Project 01
Designer's House
Adaptive reuse for Maison Margiela

Adaptive reuse of an existing building in the heart of Florentin, Tel Aviv. The project reinterprets the design philosophy of Maison Margiela through space, materiality, and atmosphere. Drawing from concepts of deconstruction, layering, wrapping, and transformation, the design blurs the boundaries between living, working, and exhibiting. Through a monochromatic material palette and a sequence of evolving spatial experiences, the project translates Margiela's experimental approach into an immersive architectural environment.





Following the selection of Maison Margiela as the project's design reference, a series of conceptual models were developed around the key themes of deconstruction, layering, and wrapping. These abstract explorations served as an initial investigation into the designer's spatial language, building three-dimensional thinking and a conceptual foundation for the project.
Deconstruction
An exploration of fragmentation, separation, and exposed connections, revealing the relationship between broken elements and the space created between them.
Layering
The model examines how depth, texture, and spatial complexity emerge from the interaction between individual elements.
Wrapping
A dialogue between an inner core and its surrounding envelope. Through covering and enclosing, the model examines how boundaries can simultaneously reveal and conceal what lies within.

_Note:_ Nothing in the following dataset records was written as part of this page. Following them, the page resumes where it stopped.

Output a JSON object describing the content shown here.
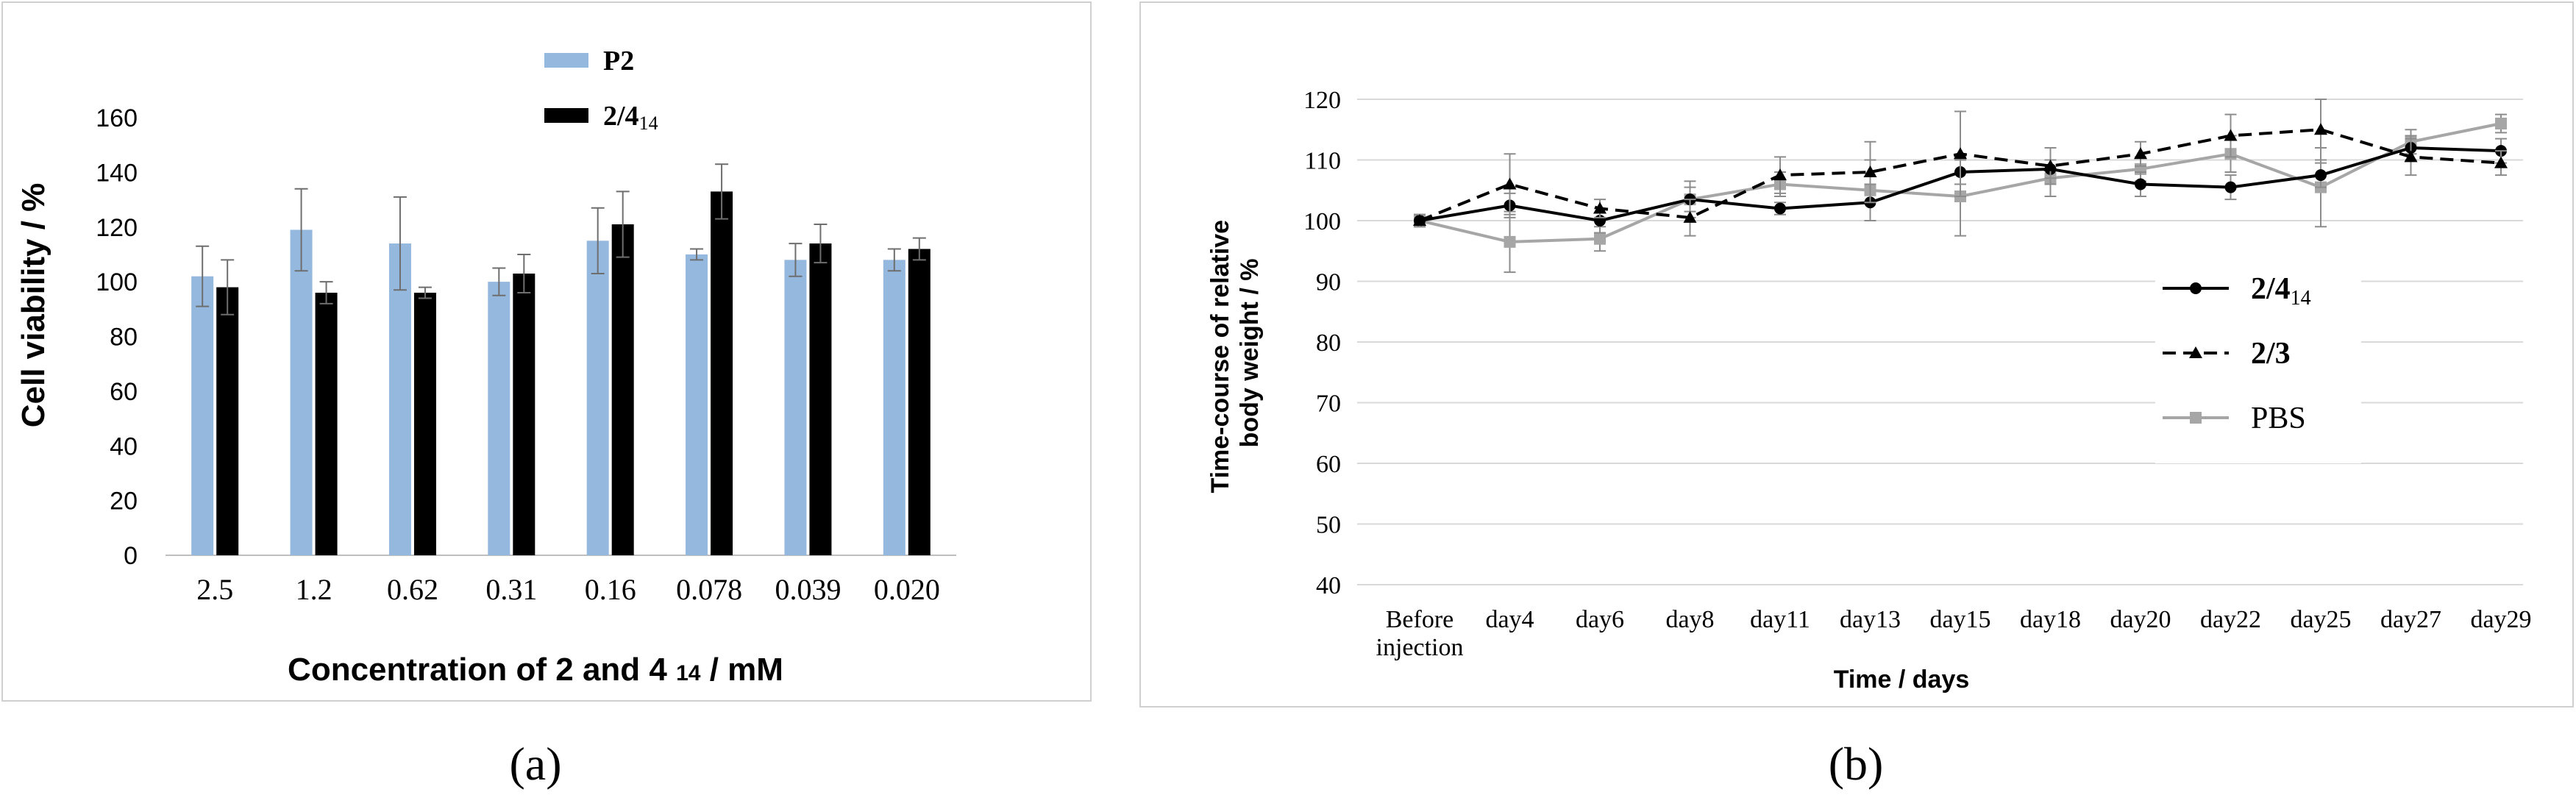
{
  "chart_data": [
    {
      "type": "bar",
      "panel_label": "(a)",
      "xlabel": "Concentration of 2 and 4",
      "xlabel_sub": "14",
      "xlabel_unit": "/ mM",
      "ylabel": "Cell viability / %",
      "ylim": [
        0,
        160
      ],
      "yticks": [
        "0",
        "20",
        "40",
        "60",
        "80",
        "100",
        "120",
        "140",
        "160"
      ],
      "categories": [
        "2.5",
        "1.2",
        "0.62",
        "0.31",
        "0.16",
        "0.078",
        "0.039",
        "0.020"
      ],
      "series": [
        {
          "name": "P2",
          "legend_main": "P2",
          "legend_sub": "",
          "color": "#95b8de",
          "values": [
            102,
            119,
            114,
            100,
            115,
            110,
            108,
            108
          ],
          "errors": [
            11,
            15,
            17,
            5,
            12,
            2,
            6,
            4
          ]
        },
        {
          "name": "2/4 14",
          "legend_main": "2/4",
          "legend_sub": "14",
          "color": "#000000",
          "values": [
            98,
            96,
            96,
            103,
            121,
            133,
            114,
            112
          ],
          "errors": [
            10,
            4,
            2,
            7,
            12,
            10,
            7,
            4
          ]
        }
      ],
      "legend_position": "top-center"
    },
    {
      "type": "line",
      "panel_label": "(b)",
      "xlabel": "Time / days",
      "ylabel": "Time-course of relative body weight / %",
      "ylabel_lines": [
        "Time-course of relative",
        "body weight / %"
      ],
      "ylim": [
        40,
        120
      ],
      "yticks": [
        "40",
        "50",
        "60",
        "70",
        "80",
        "90",
        "100",
        "110",
        "120"
      ],
      "categories": [
        "Before injection",
        "day4",
        "day6",
        "day8",
        "day11",
        "day13",
        "day15",
        "day18",
        "day20",
        "day22",
        "day25",
        "day27",
        "day29"
      ],
      "category_lines": [
        [
          "Before",
          "injection"
        ],
        [
          "day4"
        ],
        [
          "day6"
        ],
        [
          "day8"
        ],
        [
          "day11"
        ],
        [
          "day13"
        ],
        [
          "day15"
        ],
        [
          "day18"
        ],
        [
          "day20"
        ],
        [
          "day22"
        ],
        [
          "day25"
        ],
        [
          "day27"
        ],
        [
          "day29"
        ]
      ],
      "series": [
        {
          "name": "2/4 14",
          "legend_main": "2/4",
          "legend_sub": "14",
          "color": "#000000",
          "dash": "solid",
          "marker": "circle",
          "values": [
            100,
            102.5,
            100,
            103.5,
            102,
            103,
            108,
            108.5,
            106,
            105.5,
            107.5,
            112,
            111.5
          ],
          "errors": [
            1,
            2,
            2,
            2,
            1,
            3,
            2,
            1.5,
            2,
            2,
            2,
            2,
            2
          ]
        },
        {
          "name": "2/3",
          "legend_main": "2/3",
          "legend_sub": "",
          "color": "#000000",
          "dash": "dashed",
          "marker": "triangle",
          "values": [
            100,
            106,
            102,
            100.5,
            107.5,
            108,
            111,
            109,
            111,
            114,
            115,
            110.5,
            109.5
          ],
          "errors": [
            1,
            5,
            1.5,
            3,
            3,
            5,
            7,
            3,
            2,
            3.5,
            5,
            3,
            2
          ]
        },
        {
          "name": "PBS",
          "legend_main": "PBS",
          "legend_sub": "",
          "color": "#a6a6a6",
          "dash": "solid",
          "marker": "square",
          "values": [
            100,
            96.5,
            97,
            103.5,
            106,
            105,
            104,
            107,
            108.5,
            111,
            105.5,
            113,
            116
          ],
          "errors": [
            1,
            5,
            2,
            3,
            2,
            5,
            6.5,
            3,
            2,
            3,
            6.5,
            2,
            1.5
          ]
        }
      ],
      "legend_position": "right-center"
    }
  ]
}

Furniture, the Margiela Chair
The conceptual themes were translated into a three-dimensional furniture piece. A chair was chosen as a familiar, fundamental object, a parallel to Margiela's practice, where experimental collections always sit on a foundation of timeless essentials. Treated as a basic typology and reinterpreted through Margiela's language, the everyday object becomes a spatial expression of the brand's values.
Fashion House
The project expanded into a complete fashion house: retail, an exhibition area for furniture and sculptural pieces, pattern-making and creative workspaces, and residential quarters. Set within a three-storey existing building, preservation requirements retained the primary eastern and northern facades as a historical framework, negotiating between preservation and transformation while establishing a new spatial identity.